The 3 companies – the 3 dollar you invested – assume 47 went to zero. The 3 companies that were part of the Nifty Fifty today are worth more than $2,800. Okay, and this is worth more than $2,800 by buying it at the peak.
So you went through all the valleys, you went through the 90% decline, you went through all of that. And because you had a stomach of steel like Arvind, who eats his oats daily. You just with strong fortitude, you held on to those stocks through 1987, through 1973, through 1974, through all the crashes, through that dot com, through the 2008. You held it all with your steel stomach, you will have like $3,000, from the $3 became $3,000.
Now, I take a little – You know, I like Tom Gayner, but I take a little question with his analysis. And the little question I have is that there's a controversy whether Walmart was part of the Nifty Fifty or not? And one of the three that he included is Walmart, right?
And according to me, Walmart should not be in the Nifty Fifty because in 1972, it was not a Blue-Chip, it was a very small company. But Tom Gayner's point was that if one of those 50 companies was Walmart and you put a dollar into Walmart, you could had a 96% or 94% error rate means 94% of portfolio going to zero and still beat the S&P, okay?
And he makes another point, you know, we all know about the Salad Oil Crisis in the 1960s where Amex got hit a lot. And then Buffett bought Amex when it dropped a lot because of Salad Oil Crisis, and he puts 40% of his fund and he made a killing.
So Tom Gayner says, let's say you were the smug who bought Amex one day before the Salad Oil Crisis hit, okay? And you put money into Amex in 1962 or 1963 whenever that crisis hit or one day before, peak price. And next day it drops very heavily.
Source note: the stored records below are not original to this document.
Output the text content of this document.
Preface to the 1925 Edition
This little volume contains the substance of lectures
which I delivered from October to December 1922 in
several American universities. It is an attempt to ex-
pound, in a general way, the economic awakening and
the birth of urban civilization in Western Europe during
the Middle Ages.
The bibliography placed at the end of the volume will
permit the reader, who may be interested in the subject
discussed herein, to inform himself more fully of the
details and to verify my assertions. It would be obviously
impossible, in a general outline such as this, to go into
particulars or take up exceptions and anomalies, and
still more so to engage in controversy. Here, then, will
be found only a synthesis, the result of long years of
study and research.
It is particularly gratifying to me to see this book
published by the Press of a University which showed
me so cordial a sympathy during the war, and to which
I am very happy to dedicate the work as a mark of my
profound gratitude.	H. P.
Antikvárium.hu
And you held from that time in 1962 till today.
You did not touch Amex and of course, Amex you know now is at $70 a share. It went down to $10 a share in 2008. You know, it's – it loss lot of it's value in 2008 as well. But he says that if you held on and you compared it to Buffett buying it at 40% discount and assuming Buffett held till today.
And you compared the annualised return that you had versus the annualised return Buffett had, that two are going to look very similar. In fact, the more time that goes on, those returns are going to converge. Even though, there was a big difference in the buy price.
So the lesson in all of these is that if you bought great businesses and you know, this is why the Nifty Fifty and these bubbles get going because some pundit like me says you buy a great business and doesn't matter, right?
But that's not what I'm saying, so all I'm trying to say is that between buying a cheap business, you know, buying – between buying a fair business at a good price or a good business at a fair price.
You should always prefer the good business that are fair price. And so this is another lesson that I had been learning over the years where in 1999, Mohnish was a cheapskate investor and in 2015, I'm much more tuned to value management's can add, value that good moats can add, value that enduring moats can add.
And I think that the subject of figuring out moats, it's a really tough subject. I mean, we saw where the Nifty Fifty in 1972 that the Polaroid and Xerox and Kodak didn't make it. I mean Kodak was just – there was nothing visible at that time that would tell you that there was any chink in the armor, they had patent out the Ying-Yang, they controlled films, they're a monopoly in films, I mean pretty much they owned the whole market.
You know, so same with Xerox, you know literally they owned that market. And look where we are today.
So moats – the nature of capitalism is creative destruction. And that is the best part of our capitalism is creative destruction. So moats – it is very difficult to find moats that will not get destroyed over time.
It's an exception to find a moat that do not get destroyed. And so the quest is on for enduring moats at great prices where the rest of humanity doesn't understand that there's a moat.
No businesses' moat can last forever due to creative destruction of capitalism.